Budget Travel Tip: dine ‘European‘ for lunch. Pick up a baguette, local cheese, and a bottle of white at whatever winery you stopped at first. If you’re looking for a great picnic lunch spot, head to Larson Family Winery. Another family run vineyard set deep down a dirt road; it’s picturesque and offers breathtaking, unobstructed views of the surrounding mountains. The picnic area has plenty of seating, lawn games, and with a plethora of good wine only a few feet away, you could easily spend hours at this friendly, low-key winery [reservations are a good idea on weekends]. Ready for me to seal the deal; check-in on Yelp and get 1 free tasting with additional tasting purchase. Boom!
Santa Rosa, Sonoma Valley
Onto Santa Rosa. As the 5th most populous city in the San Francisco Bay area, there’s no shortage of vineyards, shops, restaurants, etc. Start your day at The Naked Pig. Offering farm to table breakfast and brunch with a rotating menu, this small eatery was absolutely delicious. It’s not the cheapest option, but the intimate space, communal tables, and ever flowing French press coffee made this an instant favorite.

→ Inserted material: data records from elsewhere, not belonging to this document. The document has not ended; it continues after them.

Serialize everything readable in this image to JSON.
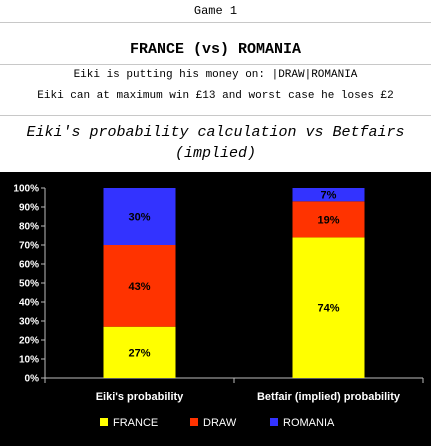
{
  "header": {
    "game_label": "Game 1",
    "match_title": "FRANCE (vs) ROMANIA",
    "bet_line": "Eiki is putting his money on: |DRAW|ROMANIA",
    "win_line": "Eiki can at maximum win £13 and worst case he loses £2",
    "section_title": "Eiki's probability calculation vs Betfairs (implied)"
  },
  "chart_data": {
    "type": "bar",
    "stacked": true,
    "categories": [
      "Eiki's probability",
      "Betfair (implied) probability"
    ],
    "series": [
      {
        "name": "FRANCE",
        "values": [
          27,
          74
        ],
        "labels": [
          "27%",
          "74%"
        ],
        "color": "#ffff00"
      },
      {
        "name": "DRAW",
        "values": [
          43,
          19
        ],
        "labels": [
          "43%",
          "19%"
        ],
        "color": "#ff3300"
      },
      {
        "name": "ROMANIA",
        "values": [
          30,
          7
        ],
        "labels": [
          "30%",
          "7%"
        ],
        "color": "#3333ff"
      }
    ],
    "ylim": [
      0,
      100
    ],
    "yticks": [
      "0%",
      "10%",
      "20%",
      "30%",
      "40%",
      "50%",
      "60%",
      "70%",
      "80%",
      "90%",
      "100%"
    ],
    "legend_position": "bottom",
    "background": "#000000",
    "text_color": "#ffffff"
  }
}
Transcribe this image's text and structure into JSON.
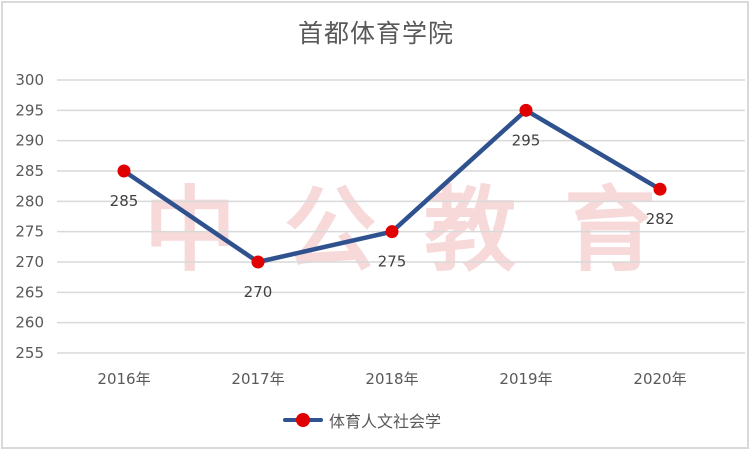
{
  "title": "首都体育学院",
  "watermark": "中公教育",
  "colors": {
    "line": "#2f528f",
    "marker": "#e00000",
    "grid": "#d9d9d9",
    "text": "#595959",
    "watermark": "#f4c6c6"
  },
  "legend": {
    "label": "体育人文社会学"
  },
  "chart_data": {
    "type": "line",
    "title": "首都体育学院",
    "categories": [
      "2016年",
      "2017年",
      "2018年",
      "2019年",
      "2020年"
    ],
    "series": [
      {
        "name": "体育人文社会学",
        "values": [
          285,
          270,
          275,
          295,
          282
        ]
      }
    ],
    "data_labels": [
      "285",
      "270",
      "275",
      "295",
      "282"
    ],
    "xlabel": "",
    "ylabel": "",
    "ylim": [
      255,
      300
    ],
    "yticks": [
      "300",
      "295",
      "290",
      "285",
      "280",
      "275",
      "270",
      "265",
      "260",
      "255"
    ],
    "grid": true,
    "legend_position": "bottom"
  }
}
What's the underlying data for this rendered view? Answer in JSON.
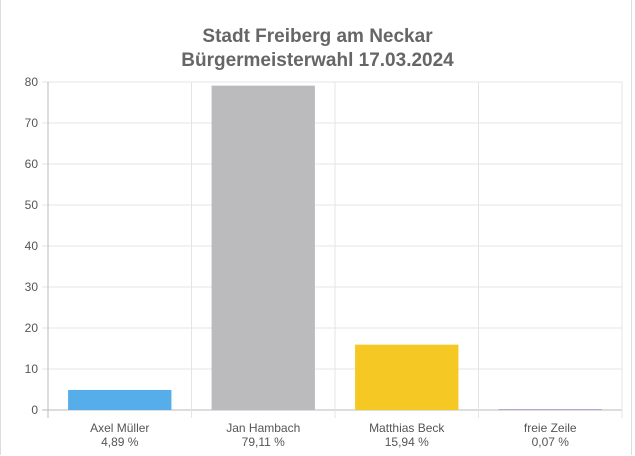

As a beer enthusiast from the East coast, a trip to Santa Rosa wouldn’t be complete without stopping at Russian River Brewing. Pliny the Elder on draught? Yes, please! Lines at the bar can get unreasonably long; try it out on a Sunday. Which just so happens to be the day happy hour [$3.50 draughts] lasts All. Day. Long. The food is good and the beer is better. The Supplication and Consecration are not to be skipped if you’re a sour beer appreciator. Looking for something more low-key? The Ethiopian at Abyssinia Restaurant was fantastic and it’s BYO, so go ahead and get a 6-pack from Russian River to go.
Head west to the coast to check out some vineyards and dip our toes in the freezing Pacific. But first, stop at Ancient Oaks Cellars which is not only a deli but a tasting room as well. [This is probably not as uncommon in the area as it seemed to me at the time.] Owner, Melissa, was there and extremely helpful. She took the time to map out a wine route for the day and threw in comp tastings at a winery, Balletto Vineyards. Let’s not forget the subs. Fresh baked bread, delicious ingredients with interesting combinations – Ah-mazing.
Don’t skip Taft Street Winery in the Russian River Valley. Taft Street follows the tradition of the “garagistes” [origination in chateau-alternative locales] and started their ventures into wine making, literally, in their garage. There are no pretensions and a laid back vibe and was a welcomed change from the “normal” tasting rooms. Take a bottle out back, play bocce and enjoy the relaxed atmosphere. Taft Street often has small concerts; check out their events page and be sure to stop in.
If you’ve come this far you might as well finish the journey to the coast. The drive to Bodega Bay via Occidental Road is scenic and from there you’ll hop on Westshore Road around the Harbor and eventually find yourself at a relatively secluded parking lot on the coast. Walk down the trail to the small beach, unpack your lunch, open your chilled bottle from Taft and enjoy the view. This secret, quiet spot was the perfect location for a last day picnic.
Sonoma Valley is full of amazing wine and hundreds of vineyards. It can be overwhelming to decide where to go. But what’s great is that almost all of the places you’ll visit will be worth your time. Don’t stress and enjoy the weather and wine!